1 minute read Updated: September 21, 2019

This article by Michael Williams on software system dynamics struck a nerve with me. I realized that in the past I too experienced situations where refactoring decisions were very difficult to make. Williams’s perspective on using system dynamics to communicate refactoring decisions lingered with me for a few months after, and would persist. This is the story of how RefactorKit was born.

At some point, I created, hoping to turn my interest into a side-project to complement Sovilon Studios core offering of software development services.  I went through several naming and branding iterations. I called the first SimuSnap, and then became enamored with the name FactorSnap, which was a “snapshot of the factors” that affected development teams.

I thought of this, at the time, as a communication problem. I started defining the product, even going so far as to mockup logos for FactorSnap, without really understanding the problem at hand. I tended to get excited about new products. Sure, there was a need for better communication tools, but this was only part of the process of actually making refactoring decisions.

Williams renamed the title of his article to include the word “refactoring”. The positioning was clearly oriented towards convincing business stakeholders. I found more articles online about refactoring, and some themes were common to them. My confidence about being able to provide a generalized solution increased, as it seemed like there was enough in common for a tool that could really help development teams.

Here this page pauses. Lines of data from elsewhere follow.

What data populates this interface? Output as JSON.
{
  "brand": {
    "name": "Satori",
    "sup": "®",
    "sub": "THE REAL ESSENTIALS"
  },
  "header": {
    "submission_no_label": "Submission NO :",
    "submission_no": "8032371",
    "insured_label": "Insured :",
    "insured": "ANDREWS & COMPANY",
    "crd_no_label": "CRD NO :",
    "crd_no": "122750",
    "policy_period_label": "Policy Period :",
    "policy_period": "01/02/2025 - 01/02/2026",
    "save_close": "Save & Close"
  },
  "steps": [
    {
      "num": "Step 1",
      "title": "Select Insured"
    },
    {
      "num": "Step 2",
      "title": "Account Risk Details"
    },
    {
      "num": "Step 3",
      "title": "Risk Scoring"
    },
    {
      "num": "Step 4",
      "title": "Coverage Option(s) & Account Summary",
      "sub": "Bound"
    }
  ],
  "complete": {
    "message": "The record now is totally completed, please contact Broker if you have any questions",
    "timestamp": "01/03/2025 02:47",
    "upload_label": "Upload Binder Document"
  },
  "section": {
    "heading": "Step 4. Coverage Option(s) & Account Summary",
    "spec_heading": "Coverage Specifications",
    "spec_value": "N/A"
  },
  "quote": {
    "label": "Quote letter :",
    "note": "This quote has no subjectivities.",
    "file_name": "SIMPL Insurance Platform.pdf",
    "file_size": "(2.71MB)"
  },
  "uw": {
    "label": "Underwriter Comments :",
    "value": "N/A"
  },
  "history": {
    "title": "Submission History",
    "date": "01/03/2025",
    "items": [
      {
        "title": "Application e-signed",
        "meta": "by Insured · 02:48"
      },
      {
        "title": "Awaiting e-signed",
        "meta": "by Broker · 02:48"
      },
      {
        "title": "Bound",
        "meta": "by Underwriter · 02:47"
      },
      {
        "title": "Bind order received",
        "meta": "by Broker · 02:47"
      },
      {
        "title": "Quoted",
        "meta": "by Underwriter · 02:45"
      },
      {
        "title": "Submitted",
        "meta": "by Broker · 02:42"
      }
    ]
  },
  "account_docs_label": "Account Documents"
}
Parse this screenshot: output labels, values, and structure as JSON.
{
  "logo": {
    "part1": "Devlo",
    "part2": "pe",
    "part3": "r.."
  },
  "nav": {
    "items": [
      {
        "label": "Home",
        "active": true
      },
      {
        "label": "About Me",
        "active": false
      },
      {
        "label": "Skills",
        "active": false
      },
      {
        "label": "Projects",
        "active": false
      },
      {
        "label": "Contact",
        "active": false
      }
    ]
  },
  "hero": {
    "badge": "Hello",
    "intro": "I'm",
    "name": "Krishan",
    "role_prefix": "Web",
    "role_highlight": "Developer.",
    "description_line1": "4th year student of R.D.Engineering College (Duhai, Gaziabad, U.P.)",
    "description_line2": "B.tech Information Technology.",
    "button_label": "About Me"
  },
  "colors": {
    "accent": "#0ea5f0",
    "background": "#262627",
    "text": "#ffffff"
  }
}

That’s when I started more rigorous research. I discovered the work of Dr. Antonio Martini et al., and his literature about architectural tech debt. The art of refactoring seemed to be a complex, cross-disciplinary skill, utilizing decision theory, risk porfolio management, stakeholder management and systems theory. The applications for such a “tool” spanned across all types of software, across companies, and across industries.

If there was a well-defined process for helping software teams make better refactoring decisions, it could be a million dollar idea.